Outros convidados foram Joel Andrade, do Programa de Transplante de Órgãos de Santa Catarina, que é um modelo de sucesso, por ter sido transformado em uma política de Estado e não de Governo; e Alexandre Siciliano, do Instituto Nacional de Cardiologia do Rio de Janeiro, que abordou as novas resoluções do Conselho Federal de Medicina sobre morte encefálica e as estratégias para captação de órgãos.
Transplantes multiviscerais – A evolução do transplante multivisceral, que envolve o transplante em bloco do estômago, complexo pancreaduodenal, intestino delgado, fígado com ou sem cólon e baço, nas últimas décadas, foi o assunto do cirurgião Rodrigo Vianna, do Jackson Memorial Hospital, da Universidade de Miami. Vianna comentou que o transplante intestinal e multivisceral é um tema difícil e ainda se apresenta, muitas vezes, como uma das grandes barreiras dentro dos transplantes de órgão sólidos.

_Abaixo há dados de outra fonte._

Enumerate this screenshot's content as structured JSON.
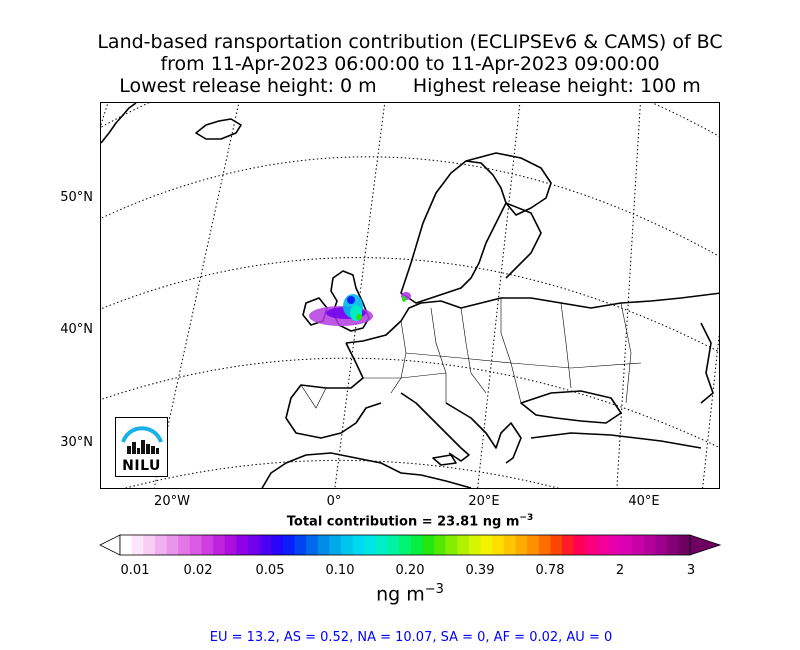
{
  "title": {
    "line1": "Land-based ransportation contribution (ECLIPSEv6 & CAMS) of BC",
    "line2": "from 11-Apr-2023 06:00:00 to 11-Apr-2023 09:00:00",
    "line3": "Lowest release height: 0 m      Highest release height: 100 m"
  },
  "map": {
    "lat_labels": [
      "50°N",
      "40°N",
      "30°N"
    ],
    "lon_labels": [
      "20°W",
      "0°",
      "20°E",
      "40°E"
    ],
    "logo_text": "NILU"
  },
  "total_contribution": "Total contribution = 23.81 ng m",
  "total_unit_exp": "−3",
  "colorbar": {
    "ticks": [
      "0.01",
      "0.02",
      "0.05",
      "0.10",
      "0.20",
      "0.39",
      "0.78",
      "2",
      "3"
    ],
    "unit": "ng m",
    "unit_exp": "−3",
    "colors": [
      "#ffffff",
      "#fde6fb",
      "#f9ccf6",
      "#f3b0f1",
      "#eb94ec",
      "#e476e8",
      "#db5ae4",
      "#cf3ee1",
      "#c022df",
      "#ad0ee0",
      "#9000e6",
      "#7000ee",
      "#4d00f4",
      "#2a05fb",
      "#0a1ff9",
      "#0043f0",
      "#0068ea",
      "#008be8",
      "#00a9ea",
      "#00c3ee",
      "#00d9ef",
      "#00e6e3",
      "#00eec6",
      "#00f39e",
      "#00f472",
      "#06ee3f",
      "#22e60f",
      "#54e800",
      "#83ee00",
      "#b0f200",
      "#d8f500",
      "#f4f200",
      "#ffde00",
      "#ffc600",
      "#ffac00",
      "#ff8e00",
      "#ff6c00",
      "#ff4400",
      "#ff1a28",
      "#ff0057",
      "#fb007b",
      "#f3009b",
      "#e600ac",
      "#d800b0",
      "#c700a8",
      "#b3009c",
      "#9c008c",
      "#860077",
      "#6d0060"
    ]
  },
  "footer": "EU = 13.2,  AS = 0.52,  NA = 10.07,  SA = 0,  AF = 0.02,  AU = 0"
}
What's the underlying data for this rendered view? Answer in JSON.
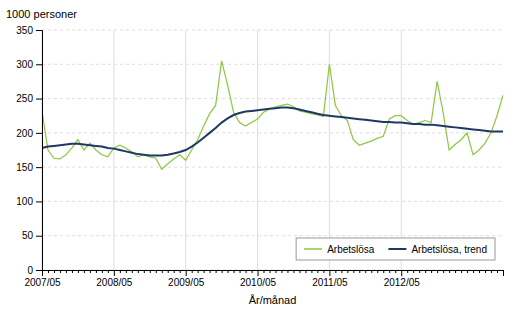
{
  "chart_data": {
    "type": "line",
    "ylabel": "1000 personer",
    "xlabel": "År/månad",
    "categories": [
      "2007/05",
      null,
      null,
      null,
      null,
      null,
      null,
      null,
      null,
      null,
      null,
      null,
      "2008/05",
      null,
      null,
      null,
      null,
      null,
      null,
      null,
      null,
      null,
      null,
      null,
      "2009/05",
      null,
      null,
      null,
      null,
      null,
      null,
      null,
      null,
      null,
      null,
      null,
      "2010/05",
      null,
      null,
      null,
      null,
      null,
      null,
      null,
      null,
      null,
      null,
      null,
      "2011/05",
      null,
      null,
      null,
      null,
      null,
      null,
      null,
      null,
      null,
      null,
      null,
      "2012/05",
      null,
      null,
      null,
      null,
      null,
      null,
      null,
      null,
      null,
      null,
      null,
      null,
      null,
      null,
      null,
      null,
      null
    ],
    "series": [
      {
        "name": "Arbetslösa",
        "color": "#8dc63f",
        "values": [
          232,
          175,
          163,
          162,
          168,
          178,
          190,
          175,
          185,
          175,
          168,
          165,
          178,
          182,
          178,
          172,
          165,
          168,
          165,
          163,
          147,
          155,
          162,
          168,
          160,
          175,
          190,
          210,
          228,
          240,
          305,
          270,
          230,
          215,
          210,
          215,
          220,
          230,
          235,
          238,
          240,
          242,
          238,
          232,
          230,
          228,
          226,
          224,
          300,
          240,
          225,
          218,
          190,
          182,
          185,
          188,
          192,
          195,
          220,
          225,
          225,
          218,
          212,
          215,
          218,
          215,
          275,
          230,
          175,
          183,
          190,
          200,
          168,
          175,
          185,
          200,
          225,
          255
        ]
      },
      {
        "name": "Arbetslösa, trend",
        "color": "#1f3864",
        "values": [
          178,
          180,
          181,
          182,
          183,
          184,
          184,
          183,
          182,
          181,
          180,
          178,
          177,
          175,
          173,
          171,
          169,
          168,
          167,
          167,
          167,
          168,
          170,
          172,
          175,
          180,
          186,
          193,
          200,
          207,
          215,
          221,
          226,
          229,
          231,
          232,
          233,
          234,
          235,
          236,
          237,
          237,
          236,
          234,
          232,
          230,
          228,
          226,
          225,
          224,
          223,
          222,
          221,
          220,
          219,
          218,
          217,
          216,
          216,
          215,
          215,
          214,
          213,
          213,
          212,
          212,
          211,
          210,
          209,
          208,
          207,
          206,
          205,
          204,
          203,
          202,
          202,
          202
        ]
      }
    ],
    "ylim": [
      0,
      350
    ],
    "yticks": [
      0,
      50,
      100,
      150,
      200,
      250,
      300,
      350
    ],
    "grid": true,
    "legend": "lower right"
  }
}
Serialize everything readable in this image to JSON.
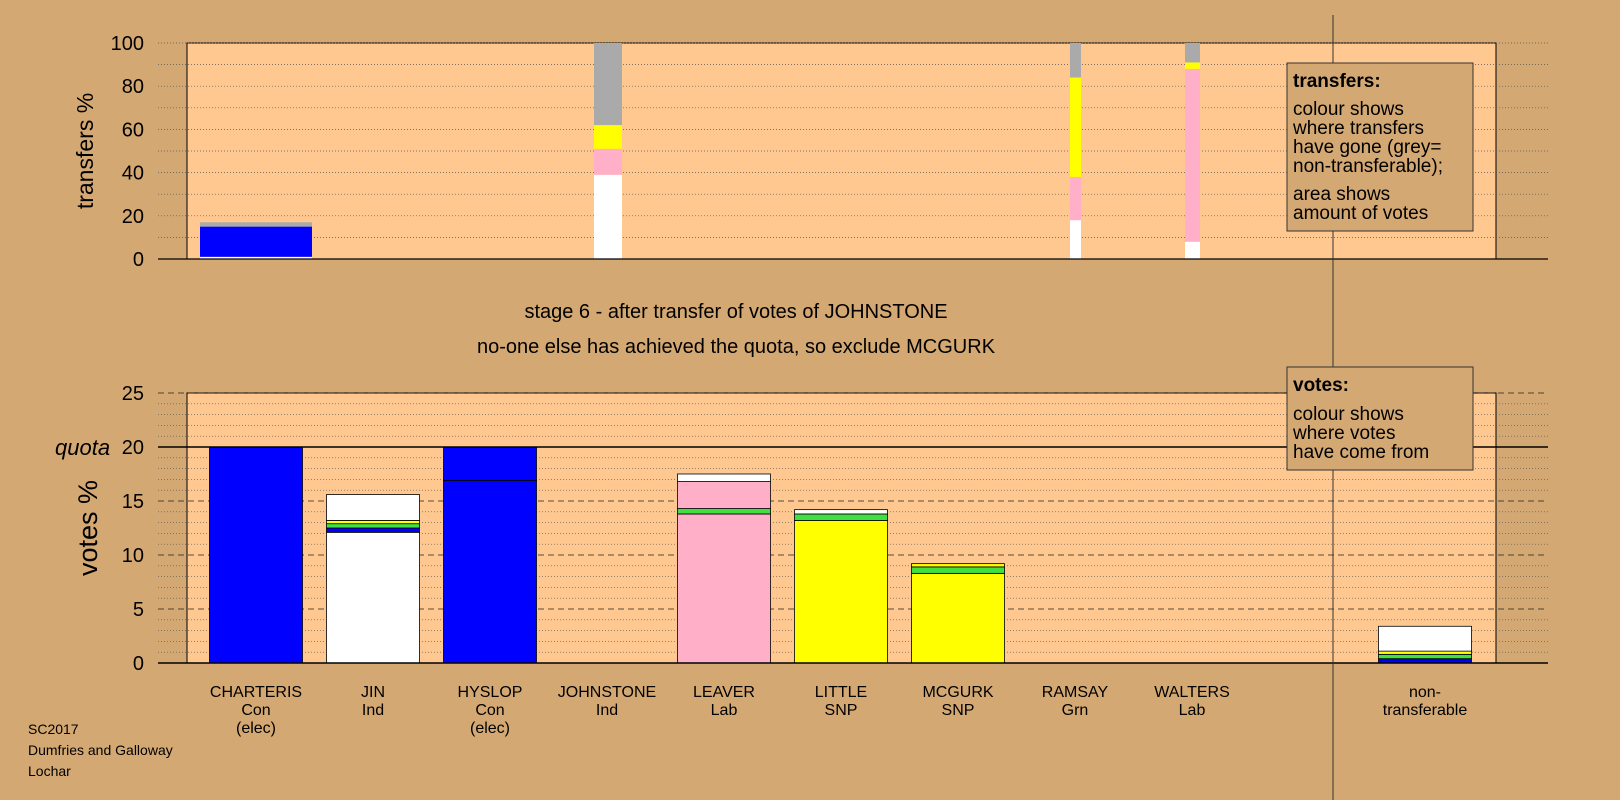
{
  "title_line1": "stage 6 - after transfer of votes of JOHNSTONE",
  "title_line2": "no-one else has achieved the quota, so exclude MCGURK",
  "footer": [
    "SC2017",
    "Dumfries and Galloway",
    "Lochar"
  ],
  "quota_label": "quota",
  "transfers_legend": {
    "heading": "transfers:",
    "lines1": [
      "colour shows",
      "where transfers",
      "have gone (grey=",
      "non-transferable);"
    ],
    "lines2": [
      "area shows",
      "amount of votes"
    ]
  },
  "votes_legend": {
    "heading": "votes:",
    "lines": [
      "colour shows",
      "where votes",
      "have come from"
    ]
  },
  "colors": {
    "Con": "#0000ff",
    "Ind": "#ffffff",
    "Lab": "#ffb0c8",
    "SNP": "#ffff00",
    "Grn": "#40e040",
    "nontransferable": "#aaaaaa",
    "background": "#d4a873",
    "plot": "#ffc890"
  },
  "chart_data": [
    {
      "type": "bar",
      "name": "transfers",
      "ylabel": "transfers %",
      "ylim": [
        0,
        100
      ],
      "yticks": [
        0,
        20,
        40,
        60,
        80,
        100
      ],
      "grid": true,
      "columns": [
        {
          "candidate": "CHARTERIS",
          "segments": [
            {
              "from": 0,
              "to": 1,
              "color": "Ind"
            },
            {
              "from": 1,
              "to": 15,
              "color": "Con"
            },
            {
              "from": 15,
              "to": 17,
              "color": "nontransferable"
            }
          ],
          "width_share": 1.0
        },
        {
          "candidate": "JOHNSTONE",
          "segments": [
            {
              "from": 0,
              "to": 39,
              "color": "Ind"
            },
            {
              "from": 39,
              "to": 51,
              "color": "Lab"
            },
            {
              "from": 51,
              "to": 62,
              "color": "SNP"
            },
            {
              "from": 62,
              "to": 100,
              "color": "nontransferable"
            }
          ],
          "width_share": 0.25
        },
        {
          "candidate": "RAMSAY",
          "segments": [
            {
              "from": 0,
              "to": 18,
              "color": "Ind"
            },
            {
              "from": 18,
              "to": 38,
              "color": "Lab"
            },
            {
              "from": 38,
              "to": 84,
              "color": "SNP"
            },
            {
              "from": 84,
              "to": 100,
              "color": "nontransferable"
            }
          ],
          "width_share": 0.1
        },
        {
          "candidate": "WALTERS",
          "segments": [
            {
              "from": 0,
              "to": 8,
              "color": "Ind"
            },
            {
              "from": 8,
              "to": 88,
              "color": "Lab"
            },
            {
              "from": 88,
              "to": 91,
              "color": "SNP"
            },
            {
              "from": 91,
              "to": 100,
              "color": "nontransferable"
            }
          ],
          "width_share": 0.13
        }
      ]
    },
    {
      "type": "bar",
      "name": "votes",
      "ylabel": "votes %",
      "ylim": [
        0,
        25
      ],
      "yticks": [
        0,
        5,
        10,
        15,
        20,
        25
      ],
      "quota": 20,
      "grid": true,
      "categories": [
        {
          "name": "CHARTERIS",
          "party": "Con",
          "elected": "(elec)",
          "segments": [
            {
              "to": 20.0,
              "color": "Con"
            }
          ]
        },
        {
          "name": "JIN",
          "party": "Ind",
          "elected": "",
          "segments": [
            {
              "to": 12.1,
              "color": "Ind"
            },
            {
              "to": 12.5,
              "color": "Con"
            },
            {
              "to": 12.9,
              "color": "Grn"
            },
            {
              "to": 13.2,
              "color": "SNP"
            },
            {
              "to": 15.6,
              "color": "Ind"
            }
          ]
        },
        {
          "name": "HYSLOP",
          "party": "Con",
          "elected": "(elec)",
          "segments": [
            {
              "to": 16.9,
              "color": "Con"
            },
            {
              "to": 20.0,
              "color": "Con"
            }
          ]
        },
        {
          "name": "JOHNSTONE",
          "party": "Ind",
          "elected": "",
          "segments": []
        },
        {
          "name": "LEAVER",
          "party": "Lab",
          "elected": "",
          "segments": [
            {
              "to": 13.8,
              "color": "Lab"
            },
            {
              "to": 14.3,
              "color": "Grn"
            },
            {
              "to": 16.8,
              "color": "Lab"
            },
            {
              "to": 17.5,
              "color": "Ind"
            }
          ]
        },
        {
          "name": "LITTLE",
          "party": "SNP",
          "elected": "",
          "segments": [
            {
              "to": 13.2,
              "color": "SNP"
            },
            {
              "to": 13.8,
              "color": "Grn"
            },
            {
              "to": 14.2,
              "color": "Ind"
            }
          ]
        },
        {
          "name": "MCGURK",
          "party": "SNP",
          "elected": "",
          "segments": [
            {
              "to": 8.3,
              "color": "SNP"
            },
            {
              "to": 8.9,
              "color": "Grn"
            },
            {
              "to": 9.2,
              "color": "SNP"
            }
          ]
        },
        {
          "name": "RAMSAY",
          "party": "Grn",
          "elected": "",
          "segments": []
        },
        {
          "name": "WALTERS",
          "party": "Lab",
          "elected": "",
          "segments": []
        },
        {
          "name": "non-\ntransferable",
          "party": "",
          "elected": "",
          "segments": [
            {
              "to": 0.4,
              "color": "Con"
            },
            {
              "to": 0.8,
              "color": "Grn"
            },
            {
              "to": 1.1,
              "color": "SNP"
            },
            {
              "to": 3.4,
              "color": "Ind"
            }
          ]
        }
      ]
    }
  ]
}
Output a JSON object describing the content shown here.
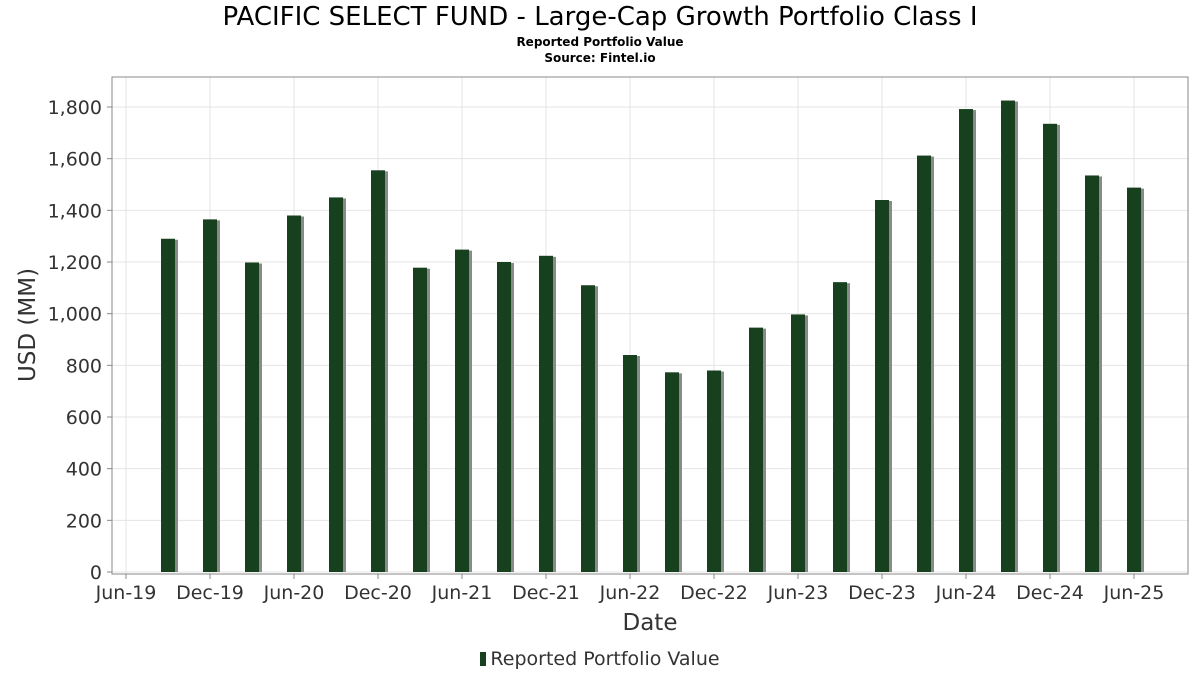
{
  "title": "PACIFIC SELECT FUND - Large-Cap Growth Portfolio Class I",
  "subtitle": "Reported Portfolio Value",
  "source": "Source: Fintel.io",
  "colors": {
    "bar": "#17401f",
    "bar_shadow": "#8a8a8a",
    "grid": "#e4e4e4",
    "frame": "#888888"
  },
  "chart_data": {
    "type": "bar",
    "xlabel": "Date",
    "ylabel": "USD (MM)",
    "ylim": [
      0,
      1900
    ],
    "y_ticks": [
      0,
      200,
      400,
      600,
      800,
      1000,
      1200,
      1400,
      1600,
      1800
    ],
    "y_tick_labels": [
      "0",
      "200",
      "400",
      "600",
      "800",
      "1,000",
      "1,200",
      "1,400",
      "1,600",
      "1,800"
    ],
    "x_tick_labels": [
      "Jun-19",
      "Dec-19",
      "Jun-20",
      "Dec-20",
      "Jun-21",
      "Dec-21",
      "Jun-22",
      "Dec-22",
      "Jun-23",
      "Dec-23",
      "Jun-24",
      "Dec-24",
      "Jun-25"
    ],
    "grid": true,
    "legend_position": "bottom",
    "series": [
      {
        "name": "Reported Portfolio Value",
        "categories": [
          "Sep-19",
          "Dec-19",
          "Mar-20",
          "Jun-20",
          "Sep-20",
          "Dec-20",
          "Mar-21",
          "Jun-21",
          "Sep-21",
          "Dec-21",
          "Mar-22",
          "Jun-22",
          "Sep-22",
          "Dec-22",
          "Mar-23",
          "Jun-23",
          "Sep-23",
          "Dec-23",
          "Mar-24",
          "Jun-24",
          "Sep-24",
          "Dec-24",
          "Mar-25",
          "Jun-25"
        ],
        "values": [
          1290,
          1365,
          1198,
          1380,
          1450,
          1555,
          1178,
          1248,
          1200,
          1224,
          1110,
          840,
          773,
          780,
          946,
          997,
          1122,
          1440,
          1612,
          1792,
          1825,
          1735,
          1535,
          1488
        ]
      }
    ]
  }
}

O médico narrou a evolução desse tipo de transplante e a própria história do transplante intestinal e multivisceral que, conforme explica, nas últimas décadas passou por quatro eras que começaram com o nascimento do transplante, em 1950, e se estendem até aos dias atuais.
Para o cirurgião, a primeira era foi o surgimento da técnica – realizada apenas em animais -; a descoberta de novos medicamentos; o estudo de como se comportariam os órgãos; até o primeiro transplante em humanos, que aconteceu de forma bastante rudimentar e com sobrevida curta do paciente.
Na segunda era, protocolos de conduta definiram a técnica cirúrgica e surgiram os primeiros centros especializados em transplante multivisceral no mundo. Na terceira fase, o procedimento passou de experimental para ser uma opção terapêutica de pacientes com falência intestinal com uma sobrevida de 65%. E a quarta etapa, dos dias atuais, aconteceu com o credenciamento do programa de transplante multivisceral no MED-Care dos EUA, que corresponde ao SUS, e a associação, cada vez maior, entre a oncologia e o transplante. Com isso, há uma ampliação das indicações, mais acesso, diminuição das taxas de rejeições, e as taxas de sobrevida chegam a 80%.
A sessão contou com a abertura do presidente da ANM, professor Rubens Belfort Jr., e a coordenação dos acadêmicos José de Jesus Camargo, presidente da Secção de Cirurgia, e Rossano Fiorelli, Secretário da Secção de Cirurgia.